JABSOM already accepts students statewide, but there is a tendency for young people to be drawn into professions where training is visible in their own community, according to second-year medical student Amandalin Rock of Haʻikū.

“Having it on your own island makes it seem attainable,” said Rock, who first attended nursing school at UH Maui College. “Maui is a perfect place (for JABSOM to train MDs and residents). There is a simulation lab—I remember using it. There is a hospital with many areas of the hospital people can rotate through, as we did as nurses.”

Synergy with UH Maui College and a healthcare community that already partners in some ways with JABSOM is one advantage to starting the pilot expansion project on the Valley Isle.

Next steps

The first step is legislative approval of funding to hire faculty.

“The request is $1.4 million dollars, which would fund faculty positions in several different specialties, including PhD-level educators and some key administrative staff,” said Lee Buenconsejo-Lum, JABSOM interim associate dean for academic affairs. “Because of our national accreditation requirements, the educational experiences, including in how we evaluate them must be at the same high level across the islands, and consistent with national standards.

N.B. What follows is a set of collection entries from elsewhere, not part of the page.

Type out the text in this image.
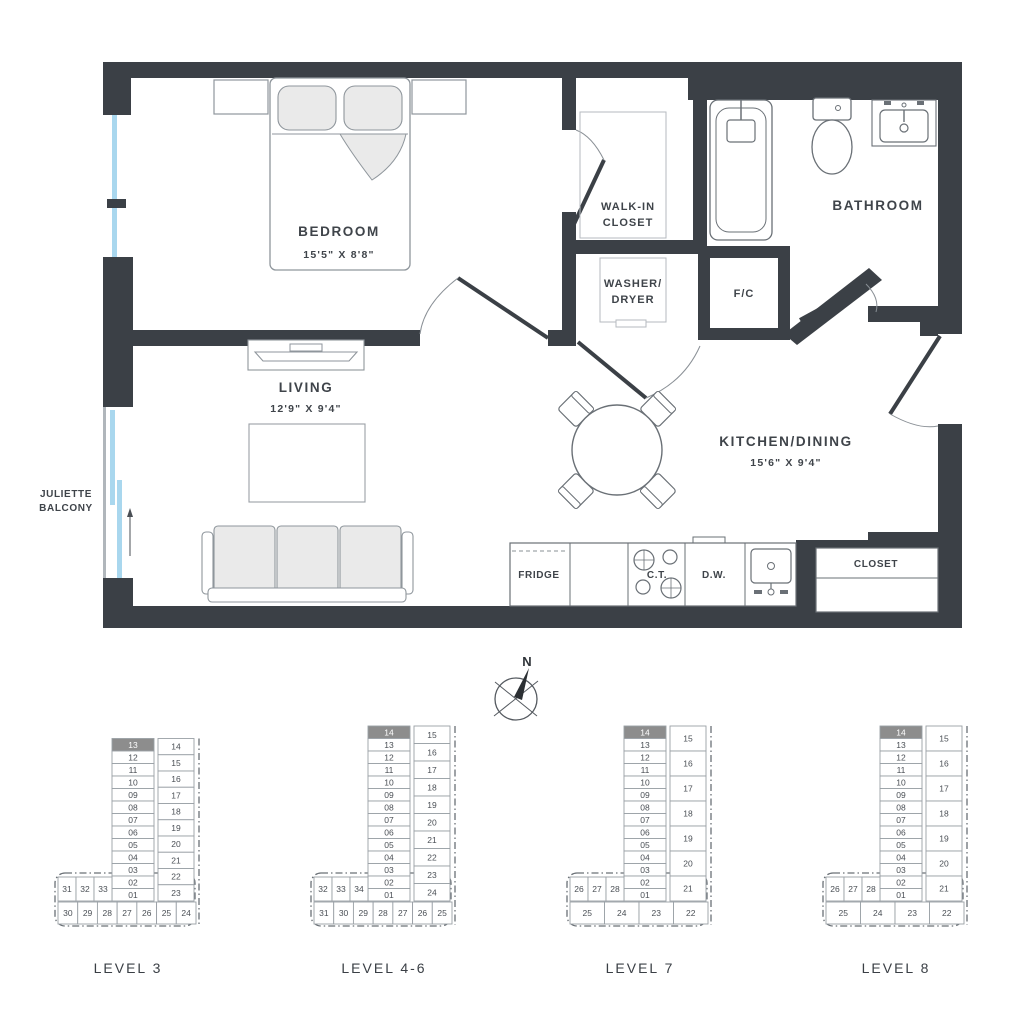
BEDROOM
15'5" X 8'8"
WALK-IN
CLOSET
BATHROOM
WASHER/
DRYER	F/C
LIVING
12'9" X 9'4"
KITCHEN/DINING
15'6" X 9'4"
CLOSET
FRIDGE	C.T.	D.W.
JULIETTE
BALCONY
N
13
12
11
10
09
08
07
06
05
04
03
02
01
14
15
16
17
18
19
20
21
22
23
31 32 33
30 29 28 27 26 25 24
LEVEL 3
14
13
12
11
10
09
08
07
06
05
04
03
02
01
15
16
17
18
19
20
21
22
23
24
32 33 34
31 30 29 28 27 26 25
LEVEL 4-6
14
13
12
11
10
09
08
07
06
05
04
03
02
01
15
16
17
18
19
20
21
26 27 28
25	24	23	22
LEVEL 7
14
13
12
11
10
09
08
07
06
05
04
03
02
01
15
16
17
18
19
20
21
26 27 28
25	24	23	22
LEVEL 8
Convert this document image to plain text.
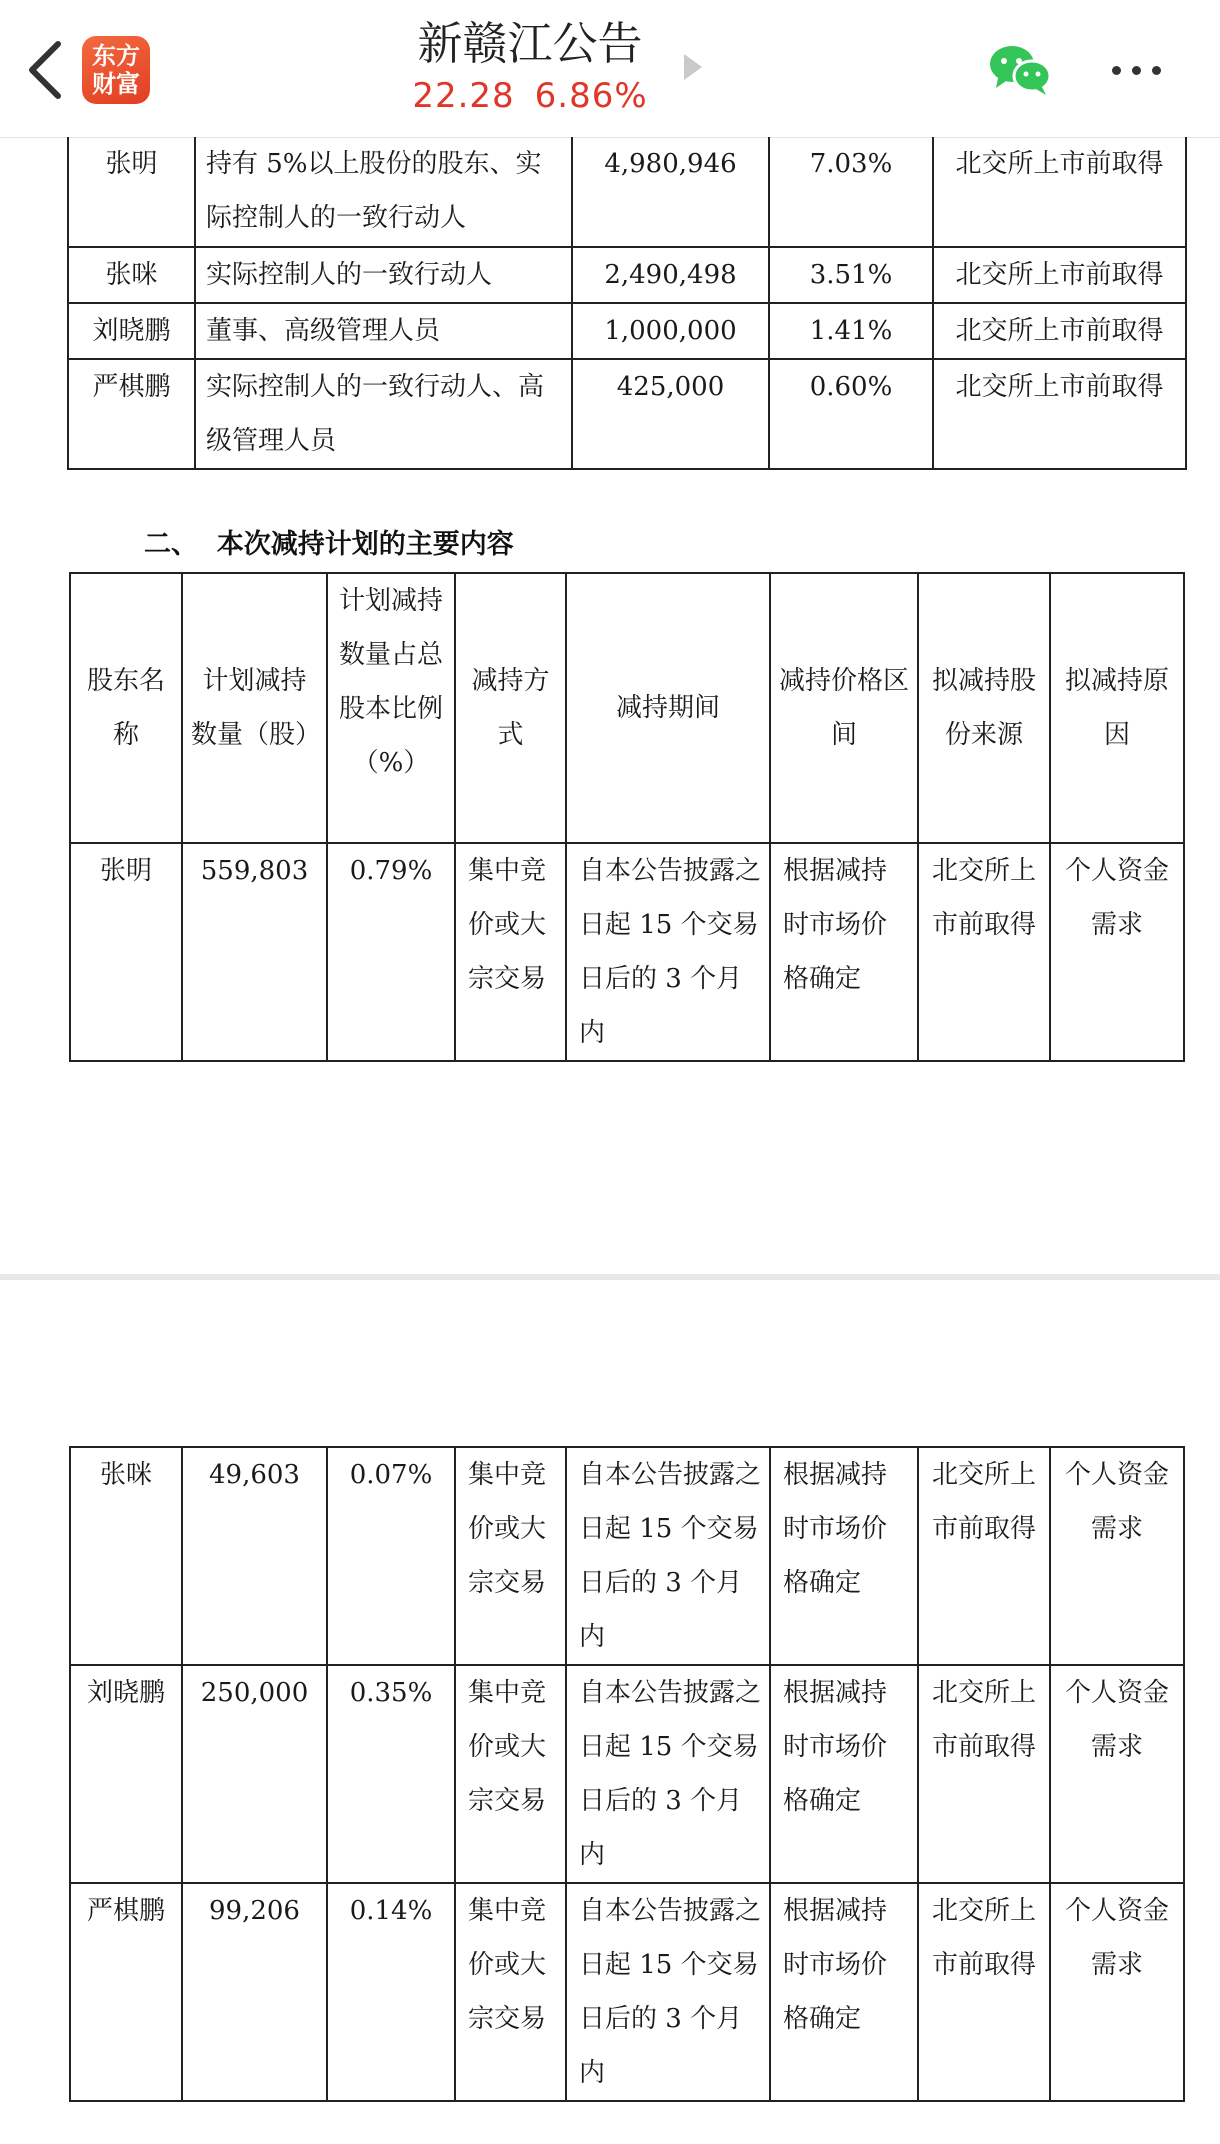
东方
财富
新赣江公告
22.28 6.86%
张明	持有 5%以上股份的股东、实际控制人的一致行动人	4,980,946	7.03%	北交所上市前取得
张咪	实际控制人的一致行动人	2,490,498	3.51%	北交所上市前取得
刘晓鹏	董事、高级管理人员	1,000,000	1.41%	北交所上市前取得
严棋鹏	实际控制人的一致行动人、高级管理人员	425,000	0.60%	北交所上市前取得
二、  本次减持计划的主要内容
股东名称	计划减持数量（股）	计划减持数量占总股本比例（%）	减持方式	减持期间	减持价格区间	拟减持股份来源	拟减持原因
张明	559,803	0.79%	集中竞价或大宗交易	自本公告披露之日起 15 个交易日后的 3 个月内	根据减持时市场价格确定	北交所上市前取得	个人资金需求
张咪	49,603	0.07%	集中竞价或大宗交易	自本公告披露之日起 15 个交易日后的 3 个月内	根据减持时市场价格确定	北交所上市前取得	个人资金需求
刘晓鹏	250,000	0.35%	集中竞价或大宗交易	自本公告披露之日起 15 个交易日后的 3 个月内	根据减持时市场价格确定	北交所上市前取得	个人资金需求
严棋鹏	99,206	0.14%	集中竞价或大宗交易	自本公告披露之日起 15 个交易日后的 3 个月内	根据减持时市场价格确定	北交所上市前取得	个人资金需求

Therefore, we must have compensated, highly trained academic educator faculty to fulfill that critical role.”

The possibility of future medical students attending JABSOM full-time for all four years of school excites the Maui medical students now learning on Oʻahu. They believe having JABSOM on Maui will boost educational opportunities on the island overall.

“If your zip code doesn’t start with 968 (the Honolulu zip code) you are already at a disadvantage,” said Madison Williams, a first-year student from Kula. “Not only because of lack of healthcare, but also there are less educational resources.”

“The schools could provide the prerequisites to make it possible to go to medical school if the medical school opportunity was on the island,” added Rock.

JABSOM says once funding is available the initial phase of recruitment could begin in the next academic year. If funding is approved in 2020, the first Maui class could start in July 2021.